The randomized X:BOT trial (CTN-0051) showed that following induction, sublingual agonist (buprenorphine-naloxone, BUP-NX) or antagonist injection (extended release naltrexone, XR-NTX) produced similar benefits for reducing opioid relapse in injection users with opioid use disorder. Given that XR-NTX reduces drinking in alcohol use disorder (AUD), researchers completed a secondary analysis of the X:BOT sample of patients successfully inducted onto treatment to determine if XR-NTX (n=204) was superior to BUP-NX (n=270) to reduce drinking or heavy drinking in patients with opioid use disorder.
Researchers examined timeline follow-back recorded standard drink units consumed and used mixed-models regression to analyze monthly frequencies of any drinking or heavy drinking over 6 months of treatment and proportional hazard survival examined time to first drink.

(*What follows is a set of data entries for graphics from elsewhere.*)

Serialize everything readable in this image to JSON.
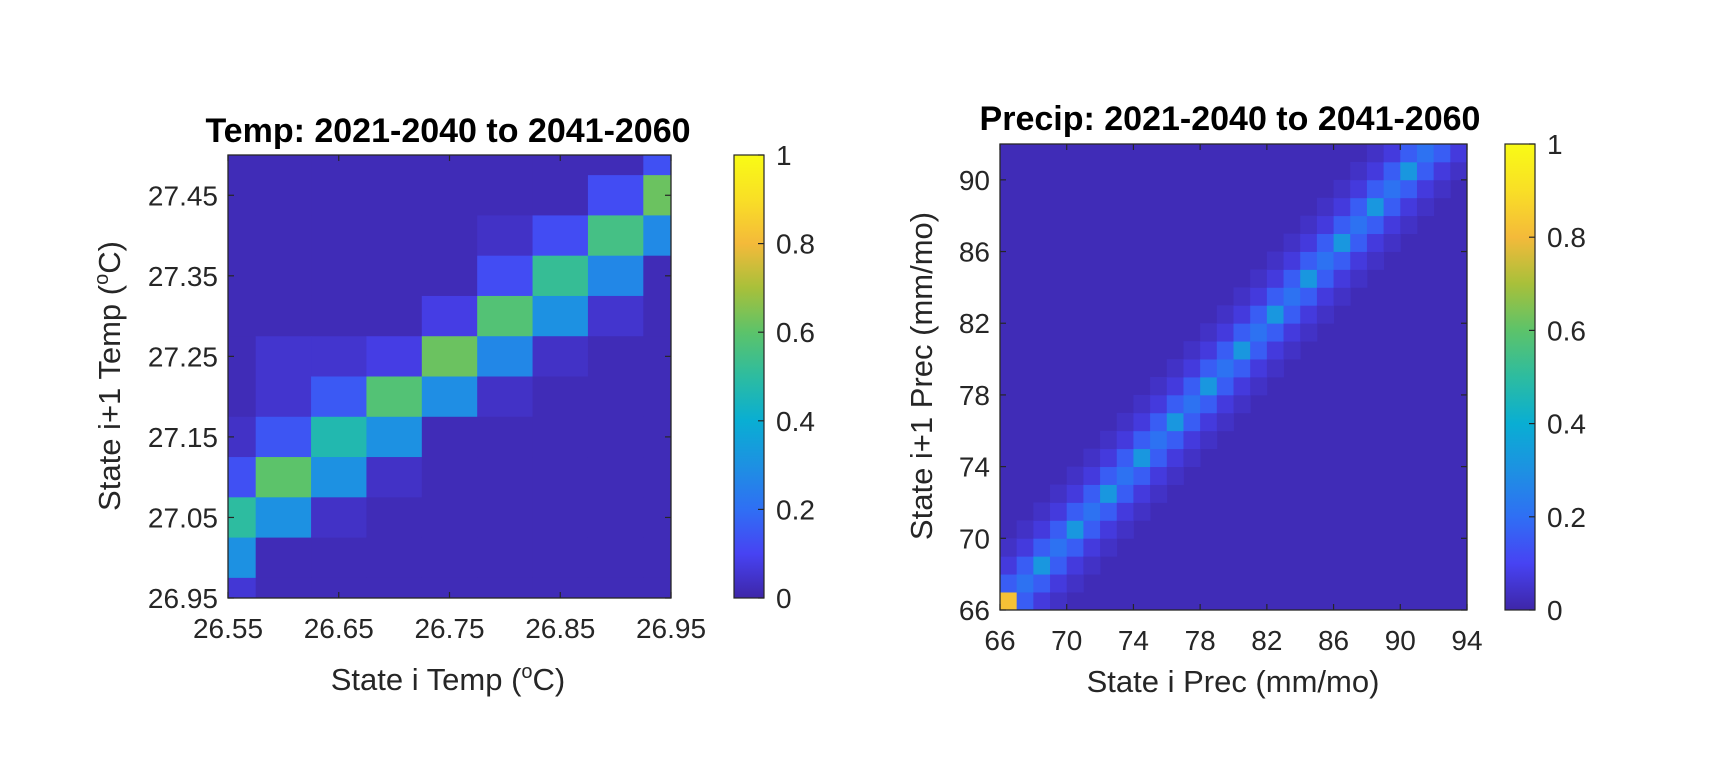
{
  "colormap": "parula",
  "colormap_stops": [
    "#3e26a8",
    "#4743f3",
    "#2f6ff4",
    "#1d91e2",
    "#09aed3",
    "#2dbca0",
    "#5cc36a",
    "#a8c03a",
    "#f4ba3a",
    "#f9df26",
    "#f9fb15"
  ],
  "chart_data": [
    {
      "type": "heatmap",
      "title": "Temp: 2021-2040 to 2041-2060",
      "xlabel": "State i Temp (",
      "xlabel_unit_sup": "o",
      "xlabel_unit_tail": "C)",
      "ylabel": "State i+1 Temp (",
      "ylabel_unit_sup": "o",
      "ylabel_unit_tail": "C)",
      "xlim": [
        26.55,
        26.95
      ],
      "ylim": [
        26.95,
        27.5
      ],
      "xticks": [
        26.55,
        26.65,
        26.75,
        26.85,
        26.95
      ],
      "xtick_labels": [
        "26.55",
        "26.65",
        "26.75",
        "26.85",
        "26.95"
      ],
      "yticks": [
        26.95,
        27.05,
        27.15,
        27.25,
        27.35,
        27.45
      ],
      "ytick_labels": [
        "26.95",
        "27.05",
        "27.15",
        "27.25",
        "27.35",
        "27.45"
      ],
      "x_bin_edges": [
        26.55,
        26.575,
        26.625,
        26.675,
        26.725,
        26.775,
        26.825,
        26.875,
        26.925,
        26.95
      ],
      "y_bin_edges": [
        26.95,
        26.975,
        27.025,
        27.075,
        27.125,
        27.175,
        27.225,
        27.275,
        27.325,
        27.375,
        27.425,
        27.475,
        27.5
      ],
      "values_top_to_bottom": [
        [
          0.02,
          0.02,
          0.02,
          0.02,
          0.02,
          0.02,
          0.02,
          0.02,
          0.13
        ],
        [
          0.02,
          0.02,
          0.02,
          0.02,
          0.02,
          0.02,
          0.02,
          0.12,
          0.62
        ],
        [
          0.02,
          0.02,
          0.02,
          0.02,
          0.02,
          0.04,
          0.12,
          0.55,
          0.28
        ],
        [
          0.02,
          0.02,
          0.02,
          0.02,
          0.02,
          0.12,
          0.52,
          0.27,
          0.02
        ],
        [
          0.02,
          0.02,
          0.02,
          0.02,
          0.08,
          0.58,
          0.3,
          0.05,
          0.02
        ],
        [
          0.02,
          0.05,
          0.05,
          0.08,
          0.62,
          0.27,
          0.04,
          0.02,
          0.02
        ],
        [
          0.02,
          0.05,
          0.15,
          0.58,
          0.29,
          0.04,
          0.02,
          0.02,
          0.02
        ],
        [
          0.04,
          0.14,
          0.47,
          0.3,
          0.02,
          0.02,
          0.02,
          0.02,
          0.02
        ],
        [
          0.13,
          0.6,
          0.3,
          0.04,
          0.02,
          0.02,
          0.02,
          0.02,
          0.02
        ],
        [
          0.5,
          0.3,
          0.04,
          0.02,
          0.02,
          0.02,
          0.02,
          0.02,
          0.02
        ],
        [
          0.3,
          0.02,
          0.02,
          0.02,
          0.02,
          0.02,
          0.02,
          0.02,
          0.02
        ],
        [
          0.06,
          0.02,
          0.02,
          0.02,
          0.02,
          0.02,
          0.02,
          0.02,
          0.02
        ]
      ],
      "colorbar": {
        "clim": [
          0,
          1
        ],
        "ticks": [
          0,
          0.2,
          0.4,
          0.6,
          0.8,
          1
        ],
        "tick_labels": [
          "0",
          "0.2",
          "0.4",
          "0.6",
          "0.8",
          "1"
        ]
      }
    },
    {
      "type": "heatmap",
      "title": "Precip: 2021-2040 to 2041-2060",
      "xlabel": "State i Prec (mm/mo)",
      "ylabel": "State i+1 Prec (mm/mo)",
      "xlim": [
        66,
        94
      ],
      "ylim": [
        66,
        92
      ],
      "xticks": [
        66,
        70,
        74,
        78,
        82,
        86,
        90,
        94
      ],
      "xtick_labels": [
        "66",
        "70",
        "74",
        "78",
        "82",
        "86",
        "90",
        "94"
      ],
      "yticks": [
        66,
        70,
        74,
        78,
        82,
        86,
        90
      ],
      "ytick_labels": [
        "66",
        "70",
        "74",
        "78",
        "82",
        "86",
        "90"
      ],
      "bin_width": 1,
      "pattern": "transition matrix concentrated along the diagonal, checkerboard of ~0.3 and ~0.15 cells near the diagonal, near zero elsewhere",
      "diagonal_peak": 0.32,
      "off_diagonal_1": 0.16,
      "off_diagonal_2": 0.07,
      "background": 0.02,
      "corner_cell_value": 0.82,
      "colorbar": {
        "clim": [
          0,
          1
        ],
        "ticks": [
          0,
          0.2,
          0.4,
          0.6,
          0.8,
          1
        ],
        "tick_labels": [
          "0",
          "0.2",
          "0.4",
          "0.6",
          "0.8",
          "1"
        ]
      }
    }
  ]
}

Both treatment groups reduced drinking from baseline to post-treatment (small to medium effect), but no differences between groups were detected. However, only 29% (n=136) of the sample had AUD and 19% (n=26/136) of those were abstinent before treatment. Analysis of a subsample enriched for possible drinking included n=136 with an AUD diagnosis plus n=43 who did not have AUD, but reported at least one day of heavy drinking prior to study. Even so, this subsample still reported only 32% of days of any drinking with a median of only 13% of days designated as “heavy”. Within this subsample, the BUP-NX group reported greater mean drinks per drinking day than did the XR-NTX group at baseline (p=0.03); however, there were no other significant group differences in drinking observed before, during, or at the end of treatment.
Conclusions: An overall improvement in drinking occurred for treatment of OUD using both agonist and antagonist approaches indicating that the hypothesis that XR-NTX would be superior to BUP-NX was not supported. The study is limited by low levels of comorbid AUD or heavy drinking observed in X:BOT trial participants seeking treatment for opioid use disorder.